Employment Contract – this should be drawn up and given to the employee whilst they are waiting to start with you or on their first day. It’s good practice to let them have a few days to read through it and discuss any questions. This is where you need to make sure you are compliant with the law so having a template and doing a little bit of research is good.
Disciplinaries / settlement agreements – these should be covered in the above but we wanted to mention them separately as they are important. Of course, you don’t want to think the worst and wouldn’t employ someone you thought you would have disagreements with but it happens. Having clear steps set up for bringing grievances and disciplinaries will make awkward situations easier to navigate. Also informing the employee and knowing the law when it comes to letting people go is essential.
Company handbook – this is where you can go into more detail about your policies and terms within the contract.
Template resources – 

3. Shareholder agreements comprising of Shareholders Agreements, Memorandum and Articles of Association 

This is clearly setting out what each partner can and can’t do. Again, like when employing someone, you wouldn’t go into business with someone that you envision having problems with but having clear guidelines make situations easier to navigate for everyone. There are many subjects that can be covered in these agreements, some examples are:
Perimeters of how you value shares.
Permissions on spends. For example, one shareholder can’t spend £15,000 of the businesses money without it being signed off with the other shareholders.
What happens when sell business, also what happens when one of you wants out.
On top of the headache of trying to negotiate when in a tense situation, if you don’t have a shareholders agreement it may cause problems when selling to someone else, they may even ask for one to be drawn up. If you go through formation agent, you’ll get standard memorandum and articles but a shareholders agreement is a bespoke piece that you can go more into detail.
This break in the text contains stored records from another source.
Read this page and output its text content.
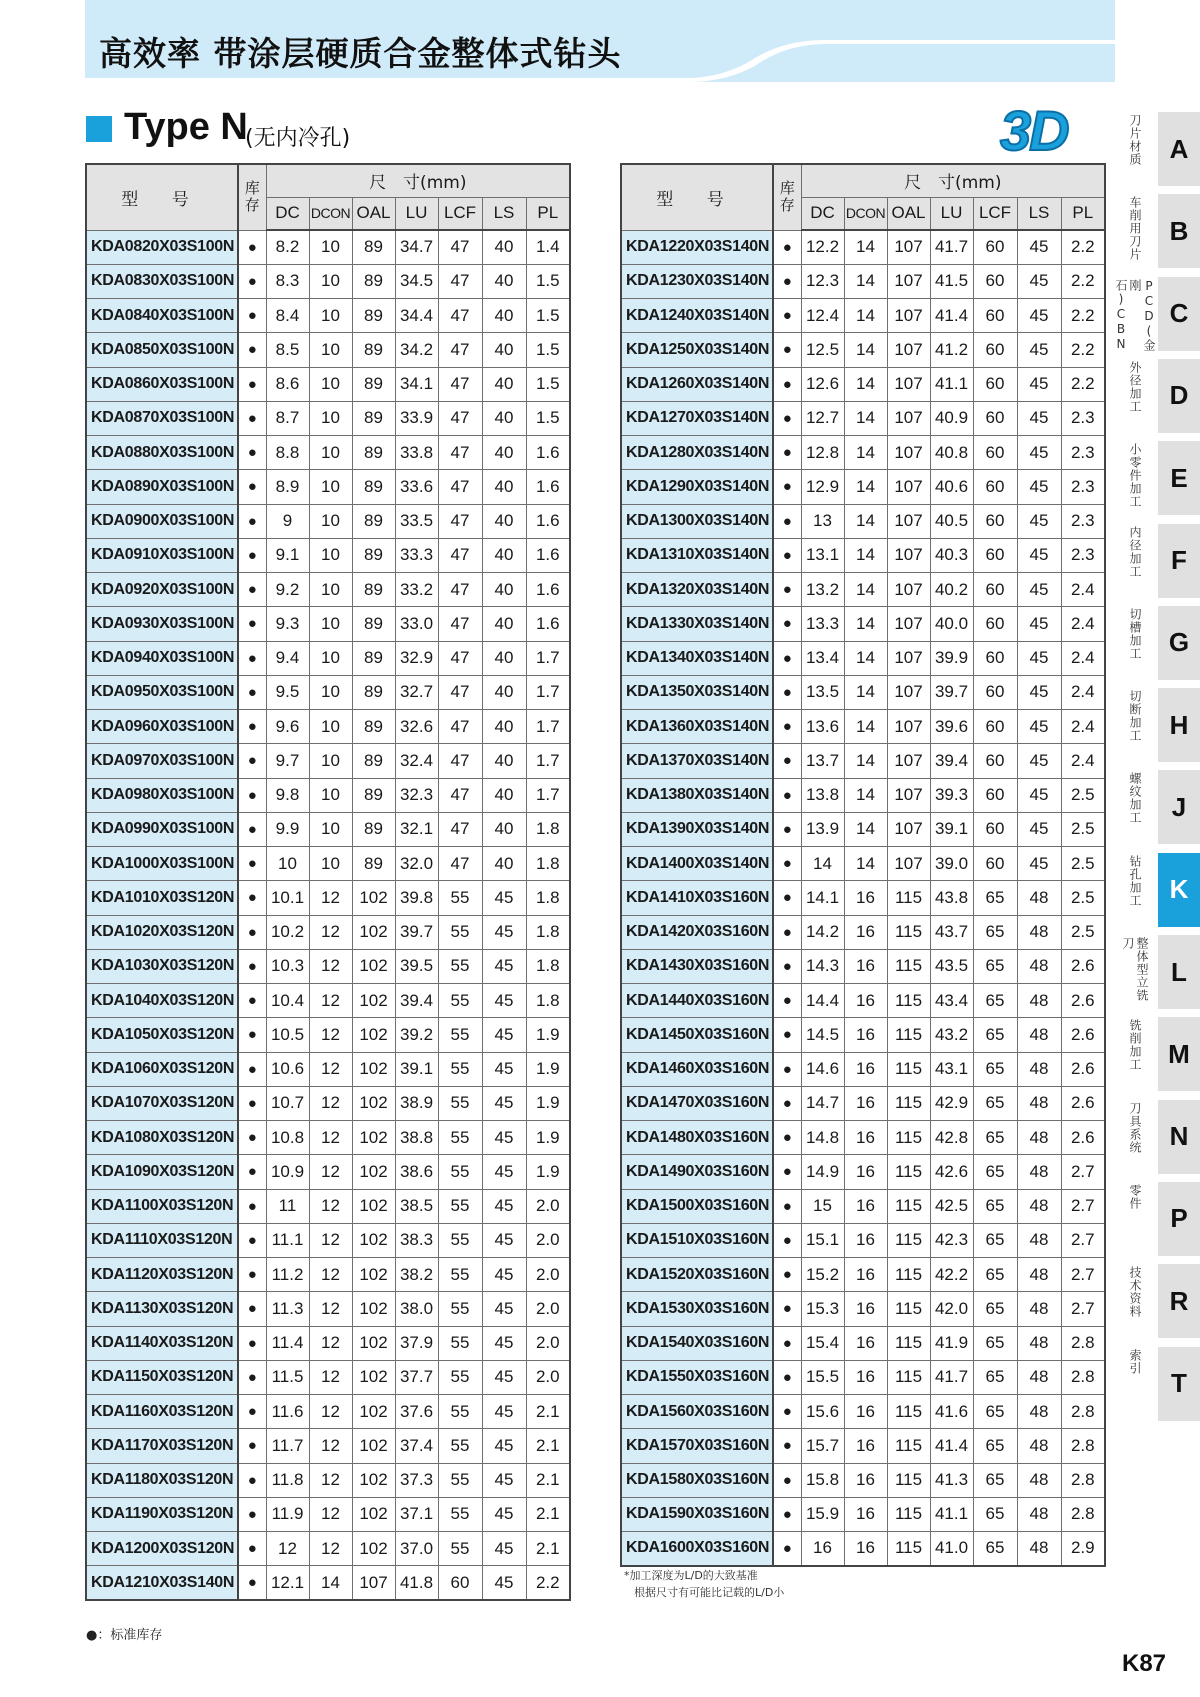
高效率 带涂层硬质合金整体式钻头
Type N
(无内冷孔)	3D
型 号	库存	尺　寸(mm)						
		DC	DCON	OAL	LU	LCF	LS	PL
KDA0820X03S100N	●	8.2	10	89	34.7	47	40	1.4
KDA0830X03S100N	●	8.3	10	89	34.5	47	40	1.5
KDA0840X03S100N	●	8.4	10	89	34.4	47	40	1.5
KDA0850X03S100N	●	8.5	10	89	34.2	47	40	1.5
KDA0860X03S100N	●	8.6	10	89	34.1	47	40	1.5
KDA0870X03S100N	●	8.7	10	89	33.9	47	40	1.5
KDA0880X03S100N	●	8.8	10	89	33.8	47	40	1.6
KDA0890X03S100N	●	8.9	10	89	33.6	47	40	1.6
KDA0900X03S100N	●	9	10	89	33.5	47	40	1.6
KDA0910X03S100N	●	9.1	10	89	33.3	47	40	1.6
KDA0920X03S100N	●	9.2	10	89	33.2	47	40	1.6
KDA0930X03S100N	●	9.3	10	89	33.0	47	40	1.6
KDA0940X03S100N	●	9.4	10	89	32.9	47	40	1.7
KDA0950X03S100N	●	9.5	10	89	32.7	47	40	1.7
KDA0960X03S100N	●	9.6	10	89	32.6	47	40	1.7
KDA0970X03S100N	●	9.7	10	89	32.4	47	40	1.7
KDA0980X03S100N	●	9.8	10	89	32.3	47	40	1.7
KDA0990X03S100N	●	9.9	10	89	32.1	47	40	1.8
KDA1000X03S100N	●	10	10	89	32.0	47	40	1.8
KDA1010X03S120N	●	10.1	12	102	39.8	55	45	1.8
KDA1020X03S120N	●	10.2	12	102	39.7	55	45	1.8
KDA1030X03S120N	●	10.3	12	102	39.5	55	45	1.8
KDA1040X03S120N	●	10.4	12	102	39.4	55	45	1.8
KDA1050X03S120N	●	10.5	12	102	39.2	55	45	1.9
KDA1060X03S120N	●	10.6	12	102	39.1	55	45	1.9
KDA1070X03S120N	●	10.7	12	102	38.9	55	45	1.9
KDA1080X03S120N	●	10.8	12	102	38.8	55	45	1.9
KDA1090X03S120N	●	10.9	12	102	38.6	55	45	1.9
KDA1100X03S120N	●	11	12	102	38.5	55	45	2.0
KDA1110X03S120N	●	11.1	12	102	38.3	55	45	2.0
KDA1120X03S120N	●	11.2	12	102	38.2	55	45	2.0
KDA1130X03S120N	●	11.3	12	102	38.0	55	45	2.0
KDA1140X03S120N	●	11.4	12	102	37.9	55	45	2.0
KDA1150X03S120N	●	11.5	12	102	37.7	55	45	2.0
KDA1160X03S120N	●	11.6	12	102	37.6	55	45	2.1
KDA1170X03S120N	●	11.7	12	102	37.4	55	45	2.1
KDA1180X03S120N	●	11.8	12	102	37.3	55	45	2.1
KDA1190X03S120N	●	11.9	12	102	37.1	55	45	2.1
KDA1200X03S120N	●	12	12	102	37.0	55	45	2.1
KDA1210X03S140N	●	12.1	14	107	41.8	60	45	2.2
型 号	库存	尺　寸(mm)						
		DC	DCON	OAL	LU	LCF	LS	PL
KDA1220X03S140N	●	12.2	14	107	41.7	60	45	2.2
KDA1230X03S140N	●	12.3	14	107	41.5	60	45	2.2
KDA1240X03S140N	●	12.4	14	107	41.4	60	45	2.2
KDA1250X03S140N	●	12.5	14	107	41.2	60	45	2.2
KDA1260X03S140N	●	12.6	14	107	41.1	60	45	2.2
KDA1270X03S140N	●	12.7	14	107	40.9	60	45	2.3
KDA1280X03S140N	●	12.8	14	107	40.8	60	45	2.3
KDA1290X03S140N	●	12.9	14	107	40.6	60	45	2.3
KDA1300X03S140N	●	13	14	107	40.5	60	45	2.3
KDA1310X03S140N	●	13.1	14	107	40.3	60	45	2.3
KDA1320X03S140N	●	13.2	14	107	40.2	60	45	2.4
KDA1330X03S140N	●	13.3	14	107	40.0	60	45	2.4
KDA1340X03S140N	●	13.4	14	107	39.9	60	45	2.4
KDA1350X03S140N	●	13.5	14	107	39.7	60	45	2.4
KDA1360X03S140N	●	13.6	14	107	39.6	60	45	2.4
KDA1370X03S140N	●	13.7	14	107	39.4	60	45	2.4
KDA1380X03S140N	●	13.8	14	107	39.3	60	45	2.5
KDA1390X03S140N	●	13.9	14	107	39.1	60	45	2.5
KDA1400X03S140N	●	14	14	107	39.0	60	45	2.5
KDA1410X03S160N	●	14.1	16	115	43.8	65	48	2.5
KDA1420X03S160N	●	14.2	16	115	43.7	65	48	2.5
KDA1430X03S160N	●	14.3	16	115	43.5	65	48	2.6
KDA1440X03S160N	●	14.4	16	115	43.4	65	48	2.6
KDA1450X03S160N	●	14.5	16	115	43.2	65	48	2.6
KDA1460X03S160N	●	14.6	16	115	43.1	65	48	2.6
KDA1470X03S160N	●	14.7	16	115	42.9	65	48	2.6
KDA1480X03S160N	●	14.8	16	115	42.8	65	48	2.6
KDA1490X03S160N	●	14.9	16	115	42.6	65	48	2.7
KDA1500X03S160N	●	15	16	115	42.5	65	48	2.7
KDA1510X03S160N	●	15.1	16	115	42.3	65	48	2.7
KDA1520X03S160N	●	15.2	16	115	42.2	65	48	2.7
KDA1530X03S160N	●	15.3	16	115	42.0	65	48	2.7
KDA1540X03S160N	●	15.4	16	115	41.9	65	48	2.8
KDA1550X03S160N	●	15.5	16	115	41.7	65	48	2.8
KDA1560X03S160N	●	15.6	16	115	41.6	65	48	2.8
KDA1570X03S160N	●	15.7	16	115	41.4	65	48	2.8
KDA1580X03S160N	●	15.8	16	115	41.3	65	48	2.8
KDA1590X03S160N	●	15.9	16	115	41.1	65	48	2.8
KDA1600X03S160N	●	16	16	115	41.0	65	48	2.9
*加工深度为L/D的大致基准
根据尺寸有可能比记载的L/D小
●：标准库存
K87
刀片材质	A
车削用刀片	B
PCD(金刚石)CBN	C
外径加工	D
小零件加工	E
内径加工	F
切槽加工	G
切断加工	H
螺纹加工	J
钻孔加工	K
整体型立铣刀
L
铣削加工	M
刀具系统	N
零件
P
技术资料	R
索引
T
4. Business Documents – Terms and Conditions (T&C’s), Privacy Policy, Partner Agreements 

All of the above have been focused on internal affairs of the business but now it’s time to think about your customers.
Terms and conditions – are obviously really important, especially if you are a sole trader providing service. We don’t recommend writing a get out of jail free clause for everything but be honest about the limitations of the service or product your providing. Keep it in plain language and reasonable; this will help with customer disagreements. A rule book of what you are providing so you and the customer are on the same page.
Privacy/cookie policy – it’s important if you store any customer information you have a privacy policy on your website. Standard templates are easy to download and need to be displayed where users can easily find them. They also need to include a clear way to contact you.
Partner agreements – if you want to set up networks, referrals, kick-backs, commercial arrangements you will need partner agreements. These are pretty straightforward and not everyone will ask for one however we advise drawing up a short agreement for both parties to sign so everyone is on the same page.
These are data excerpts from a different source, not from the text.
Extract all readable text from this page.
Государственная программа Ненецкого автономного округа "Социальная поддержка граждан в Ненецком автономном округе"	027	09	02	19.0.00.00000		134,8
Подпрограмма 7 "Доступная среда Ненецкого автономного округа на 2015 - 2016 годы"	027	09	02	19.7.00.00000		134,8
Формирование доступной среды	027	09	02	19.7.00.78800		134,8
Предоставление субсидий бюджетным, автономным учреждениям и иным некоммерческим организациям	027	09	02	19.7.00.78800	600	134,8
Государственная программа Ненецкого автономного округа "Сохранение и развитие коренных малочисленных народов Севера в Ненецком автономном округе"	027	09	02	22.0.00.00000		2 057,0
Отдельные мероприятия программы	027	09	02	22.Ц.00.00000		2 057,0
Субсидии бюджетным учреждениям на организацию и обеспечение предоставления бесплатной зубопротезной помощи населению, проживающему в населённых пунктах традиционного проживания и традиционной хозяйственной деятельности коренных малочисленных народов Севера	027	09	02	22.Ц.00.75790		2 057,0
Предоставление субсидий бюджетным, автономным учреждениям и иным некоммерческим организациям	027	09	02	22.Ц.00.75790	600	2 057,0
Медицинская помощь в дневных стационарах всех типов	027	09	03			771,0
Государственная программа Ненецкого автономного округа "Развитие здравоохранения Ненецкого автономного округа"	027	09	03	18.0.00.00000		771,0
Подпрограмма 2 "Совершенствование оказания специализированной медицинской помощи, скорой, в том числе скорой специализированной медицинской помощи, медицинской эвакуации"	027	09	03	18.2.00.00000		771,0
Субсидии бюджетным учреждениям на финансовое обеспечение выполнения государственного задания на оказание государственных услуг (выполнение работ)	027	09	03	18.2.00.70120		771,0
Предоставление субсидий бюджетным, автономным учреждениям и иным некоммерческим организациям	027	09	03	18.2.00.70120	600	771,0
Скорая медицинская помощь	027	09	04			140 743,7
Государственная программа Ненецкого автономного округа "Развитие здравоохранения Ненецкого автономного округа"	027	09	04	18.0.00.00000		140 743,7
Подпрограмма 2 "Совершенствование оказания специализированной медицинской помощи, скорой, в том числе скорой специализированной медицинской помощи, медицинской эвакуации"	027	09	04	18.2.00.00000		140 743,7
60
5. Buying and Selling Businesses 

If you’re not setting up your own business but rather buying one, you will have to cover the above but what about the legal element of the buying / selling process? Best practice includes:
Offer Letter – this is the ‘heads of terms’, it should include the top line details of the transaction and shows your serious intent to buy the business.
Due Diligence – this is when you get into the business to find the skeletons! Share holder agreements, current employment contracts, T&C’s, the money structure of the business will all be gone through.
SPA (Sale and Purchase Agreement) – this is the most detailed, legally binding document that is agreeing to the transaction, once this is signed the sale in final.